Limitations & Future Work¶

Additional compute and memory overhead: TD+EDM requires maintaining and updating an EMA target network, increasing training time by ~40%; though argued as "not significant," it remains a cost for large-scale training.
Limited evaluation scale: Experiments are concentrated on datasets like CIFAR-10 / AFHQv2 / FFHQ at 32²–64² resolution, without validation on higher resolutions or large-scale text-to-image models.

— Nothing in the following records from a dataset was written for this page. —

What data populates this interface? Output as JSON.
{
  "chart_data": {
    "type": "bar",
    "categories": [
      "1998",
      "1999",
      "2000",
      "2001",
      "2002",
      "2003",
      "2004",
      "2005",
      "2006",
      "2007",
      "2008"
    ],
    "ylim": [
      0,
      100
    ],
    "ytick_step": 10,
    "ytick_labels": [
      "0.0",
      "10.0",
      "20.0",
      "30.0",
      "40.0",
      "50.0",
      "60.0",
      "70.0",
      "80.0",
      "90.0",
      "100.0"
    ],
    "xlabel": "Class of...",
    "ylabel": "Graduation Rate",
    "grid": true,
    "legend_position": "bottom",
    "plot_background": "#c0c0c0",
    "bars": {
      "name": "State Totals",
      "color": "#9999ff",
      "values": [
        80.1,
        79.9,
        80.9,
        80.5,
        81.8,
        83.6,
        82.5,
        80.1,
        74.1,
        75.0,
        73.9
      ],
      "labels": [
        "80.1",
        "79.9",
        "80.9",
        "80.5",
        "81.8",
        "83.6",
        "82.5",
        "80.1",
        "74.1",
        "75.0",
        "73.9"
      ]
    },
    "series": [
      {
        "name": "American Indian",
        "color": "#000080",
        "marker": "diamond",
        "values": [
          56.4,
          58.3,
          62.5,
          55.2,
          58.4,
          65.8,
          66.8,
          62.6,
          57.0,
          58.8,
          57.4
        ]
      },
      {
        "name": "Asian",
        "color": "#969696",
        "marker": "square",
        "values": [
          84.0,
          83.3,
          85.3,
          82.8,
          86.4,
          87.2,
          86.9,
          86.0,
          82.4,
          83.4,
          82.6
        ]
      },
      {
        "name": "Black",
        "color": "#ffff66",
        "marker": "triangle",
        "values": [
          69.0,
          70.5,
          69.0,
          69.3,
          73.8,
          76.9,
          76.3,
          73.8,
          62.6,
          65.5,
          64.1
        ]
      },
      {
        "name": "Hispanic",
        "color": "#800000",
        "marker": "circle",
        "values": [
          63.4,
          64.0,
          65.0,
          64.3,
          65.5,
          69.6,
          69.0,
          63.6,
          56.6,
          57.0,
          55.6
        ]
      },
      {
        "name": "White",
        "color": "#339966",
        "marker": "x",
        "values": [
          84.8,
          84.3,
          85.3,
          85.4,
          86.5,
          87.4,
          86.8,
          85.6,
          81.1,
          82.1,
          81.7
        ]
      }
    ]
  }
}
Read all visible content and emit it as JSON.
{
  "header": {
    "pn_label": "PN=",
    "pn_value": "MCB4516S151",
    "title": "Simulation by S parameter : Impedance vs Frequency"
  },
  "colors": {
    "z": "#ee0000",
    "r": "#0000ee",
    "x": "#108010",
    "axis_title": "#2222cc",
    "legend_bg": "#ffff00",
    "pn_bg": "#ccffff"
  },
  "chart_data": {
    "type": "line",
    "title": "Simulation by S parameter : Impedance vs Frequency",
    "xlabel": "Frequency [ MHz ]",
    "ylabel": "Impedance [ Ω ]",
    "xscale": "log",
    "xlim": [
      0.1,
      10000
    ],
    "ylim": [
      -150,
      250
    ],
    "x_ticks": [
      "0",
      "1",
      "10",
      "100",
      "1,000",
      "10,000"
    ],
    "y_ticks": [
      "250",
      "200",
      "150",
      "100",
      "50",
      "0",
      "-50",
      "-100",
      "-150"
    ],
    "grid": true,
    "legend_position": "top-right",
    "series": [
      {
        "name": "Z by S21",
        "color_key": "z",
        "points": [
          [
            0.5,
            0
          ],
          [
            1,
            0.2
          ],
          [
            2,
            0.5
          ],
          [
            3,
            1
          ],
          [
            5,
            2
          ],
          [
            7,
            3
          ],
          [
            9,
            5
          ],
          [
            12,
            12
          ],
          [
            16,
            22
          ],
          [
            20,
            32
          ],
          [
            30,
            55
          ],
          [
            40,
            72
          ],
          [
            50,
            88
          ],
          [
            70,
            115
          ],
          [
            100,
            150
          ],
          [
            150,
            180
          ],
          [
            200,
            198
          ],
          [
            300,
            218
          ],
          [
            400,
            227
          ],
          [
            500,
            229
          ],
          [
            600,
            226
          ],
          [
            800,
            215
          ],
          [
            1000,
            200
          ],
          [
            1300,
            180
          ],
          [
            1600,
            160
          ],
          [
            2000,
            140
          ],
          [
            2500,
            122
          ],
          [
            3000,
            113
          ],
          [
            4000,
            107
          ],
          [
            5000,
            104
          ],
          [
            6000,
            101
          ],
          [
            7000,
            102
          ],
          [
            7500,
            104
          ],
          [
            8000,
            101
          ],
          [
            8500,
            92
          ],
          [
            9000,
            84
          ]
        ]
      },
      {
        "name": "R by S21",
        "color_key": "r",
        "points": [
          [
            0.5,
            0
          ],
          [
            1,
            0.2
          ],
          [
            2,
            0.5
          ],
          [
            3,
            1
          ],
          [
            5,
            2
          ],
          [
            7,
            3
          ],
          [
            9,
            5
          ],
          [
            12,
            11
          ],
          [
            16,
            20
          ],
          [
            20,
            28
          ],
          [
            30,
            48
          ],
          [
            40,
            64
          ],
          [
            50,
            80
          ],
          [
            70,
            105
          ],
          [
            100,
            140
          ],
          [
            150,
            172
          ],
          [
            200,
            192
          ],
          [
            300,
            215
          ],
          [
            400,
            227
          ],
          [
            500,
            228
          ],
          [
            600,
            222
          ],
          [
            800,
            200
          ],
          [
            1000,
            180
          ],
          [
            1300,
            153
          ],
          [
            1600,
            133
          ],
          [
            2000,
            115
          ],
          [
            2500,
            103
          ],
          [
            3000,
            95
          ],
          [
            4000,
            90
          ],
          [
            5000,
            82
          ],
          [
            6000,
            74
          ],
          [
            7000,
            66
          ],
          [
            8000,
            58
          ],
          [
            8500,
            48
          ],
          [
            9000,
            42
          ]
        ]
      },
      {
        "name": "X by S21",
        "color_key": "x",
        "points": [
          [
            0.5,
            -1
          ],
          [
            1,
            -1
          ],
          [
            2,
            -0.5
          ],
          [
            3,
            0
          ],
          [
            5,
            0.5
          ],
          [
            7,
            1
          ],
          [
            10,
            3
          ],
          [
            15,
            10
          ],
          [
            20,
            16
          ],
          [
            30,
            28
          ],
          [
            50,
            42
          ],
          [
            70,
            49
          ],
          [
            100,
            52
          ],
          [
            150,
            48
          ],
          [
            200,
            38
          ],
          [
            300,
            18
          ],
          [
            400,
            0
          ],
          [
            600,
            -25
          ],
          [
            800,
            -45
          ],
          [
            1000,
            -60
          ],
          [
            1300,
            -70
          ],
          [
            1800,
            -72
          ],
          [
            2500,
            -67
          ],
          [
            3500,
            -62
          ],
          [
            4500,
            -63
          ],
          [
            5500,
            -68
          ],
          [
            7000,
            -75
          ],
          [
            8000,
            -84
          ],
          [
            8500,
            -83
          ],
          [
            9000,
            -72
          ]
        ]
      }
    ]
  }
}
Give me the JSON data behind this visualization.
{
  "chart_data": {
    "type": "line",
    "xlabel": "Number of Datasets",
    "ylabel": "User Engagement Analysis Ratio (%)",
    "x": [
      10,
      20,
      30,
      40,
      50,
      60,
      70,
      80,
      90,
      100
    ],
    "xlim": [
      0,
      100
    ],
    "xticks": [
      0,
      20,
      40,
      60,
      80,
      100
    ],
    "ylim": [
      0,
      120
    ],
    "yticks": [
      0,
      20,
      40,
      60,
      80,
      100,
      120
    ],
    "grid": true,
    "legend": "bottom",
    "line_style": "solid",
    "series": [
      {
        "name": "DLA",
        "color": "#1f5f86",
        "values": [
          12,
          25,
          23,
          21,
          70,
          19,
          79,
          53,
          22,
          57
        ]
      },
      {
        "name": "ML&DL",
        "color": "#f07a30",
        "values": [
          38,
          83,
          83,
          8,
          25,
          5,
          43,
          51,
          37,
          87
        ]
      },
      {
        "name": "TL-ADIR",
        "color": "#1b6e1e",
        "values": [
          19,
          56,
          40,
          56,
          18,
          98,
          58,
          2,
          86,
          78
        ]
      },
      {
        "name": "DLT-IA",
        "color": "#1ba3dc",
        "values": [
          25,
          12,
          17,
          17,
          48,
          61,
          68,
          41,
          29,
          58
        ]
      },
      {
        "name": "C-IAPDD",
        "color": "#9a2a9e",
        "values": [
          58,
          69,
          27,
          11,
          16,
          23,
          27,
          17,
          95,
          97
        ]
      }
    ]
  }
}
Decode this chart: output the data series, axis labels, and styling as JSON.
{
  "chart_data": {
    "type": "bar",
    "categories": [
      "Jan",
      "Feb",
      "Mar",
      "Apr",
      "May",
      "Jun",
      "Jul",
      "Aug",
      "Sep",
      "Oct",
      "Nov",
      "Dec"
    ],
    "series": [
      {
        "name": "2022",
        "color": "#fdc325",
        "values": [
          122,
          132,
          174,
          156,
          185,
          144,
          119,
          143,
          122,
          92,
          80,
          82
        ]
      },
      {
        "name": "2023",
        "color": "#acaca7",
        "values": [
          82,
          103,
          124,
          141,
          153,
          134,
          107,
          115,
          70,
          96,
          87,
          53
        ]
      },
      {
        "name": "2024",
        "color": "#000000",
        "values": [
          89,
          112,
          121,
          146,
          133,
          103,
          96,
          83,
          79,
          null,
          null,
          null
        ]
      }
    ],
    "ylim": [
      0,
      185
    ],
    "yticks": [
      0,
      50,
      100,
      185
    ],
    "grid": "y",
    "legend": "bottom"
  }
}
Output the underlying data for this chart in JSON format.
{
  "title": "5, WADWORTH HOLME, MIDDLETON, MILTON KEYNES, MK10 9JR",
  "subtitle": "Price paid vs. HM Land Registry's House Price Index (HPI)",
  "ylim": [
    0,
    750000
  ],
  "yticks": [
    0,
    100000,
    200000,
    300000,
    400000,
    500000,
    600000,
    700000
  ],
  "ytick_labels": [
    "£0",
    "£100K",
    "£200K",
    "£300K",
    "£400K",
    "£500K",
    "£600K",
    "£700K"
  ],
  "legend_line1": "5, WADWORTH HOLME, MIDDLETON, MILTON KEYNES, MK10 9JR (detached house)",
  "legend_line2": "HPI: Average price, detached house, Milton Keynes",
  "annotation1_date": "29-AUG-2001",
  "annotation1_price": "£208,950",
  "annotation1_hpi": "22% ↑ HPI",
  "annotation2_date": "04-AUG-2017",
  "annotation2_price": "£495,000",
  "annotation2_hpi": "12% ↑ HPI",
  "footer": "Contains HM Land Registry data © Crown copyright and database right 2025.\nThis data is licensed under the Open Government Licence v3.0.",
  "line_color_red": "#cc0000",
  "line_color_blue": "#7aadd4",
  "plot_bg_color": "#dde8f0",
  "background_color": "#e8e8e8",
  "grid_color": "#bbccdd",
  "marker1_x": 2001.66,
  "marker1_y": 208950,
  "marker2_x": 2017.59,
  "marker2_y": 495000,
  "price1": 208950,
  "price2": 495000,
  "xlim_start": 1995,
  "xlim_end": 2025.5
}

Ablations used smaller UNets to save compute.
Variable improvement gains: On AFHQv2, TD+EDM comparisons with the baseline are mixed at certain step budgets (e.g., slightly trailing at steps=12), with more stable gains seen in FFHQ and few-step scenarios.
Future work: Extending TD consistency to high-resolution/conditional generation, combined with distillation or higher-order solvers, to verify the limit of "drift-level consistency" gains under extreme few-step (1–4 steps) regimes.

vs Consistency Models (CM, Song et al. 2023): CM requires \(f_\theta\) to provide a consistent reconstruction across adjacent moments; Ours requires the posterior mean change to match the true diffusion drift—a drift-level constraint acting as a regularizer atop the baseline.
vs Diffusion RL Fine-tuning (DDPO / DPOK / Adjoint Matching): These treat denoising as an MDP using policy gradients to optimize external rewards (aesthetics, alignment); Ours performs self-policy evaluation on the denoising process without task-specific rewards, aiming to improve generation quality for fixed NFEs.
vs Few-step Generator Redesign (Shortcut Models / MeanFlow): These redesign generators or parameterizations (conditioned on step size, learning average velocity fields) for few-step generation; Ours is complementary—retaining the base objective and adding a TD regularizer for strong cross-time consistency without altering the generator.
vs Temporal Difference Flows / \(\gamma\)-model: Those link TD to flow training or infinite-horizon predictive distributions; Ours focuses on standard diffusion/consistency training, applying TD directly to the mean drift matching of the denoising trajectory.

Rating¶

Novelty: ⭐⭐⭐⭐ Reformulating denoising as MRP policy evaluation and using posterior mean difference as reward is a novel and self-consistent perspective.
Experimental Thoroughness: ⭐⭐⭐⭐ Three datasets × multiple step counts + thorough ablations on weighting/\(\lambda\)/\(\Delta\), though resolution and model scale are limited.
Writing Quality: ⭐⭐⭐⭐ Clear unification of discrete/continuous forms, logical derivation, and well-articulated differences from CM.
Value: ⭐⭐⭐⭐ Plug-and-play with clear gains in few-step sampling; highly practical for the diffusion training community.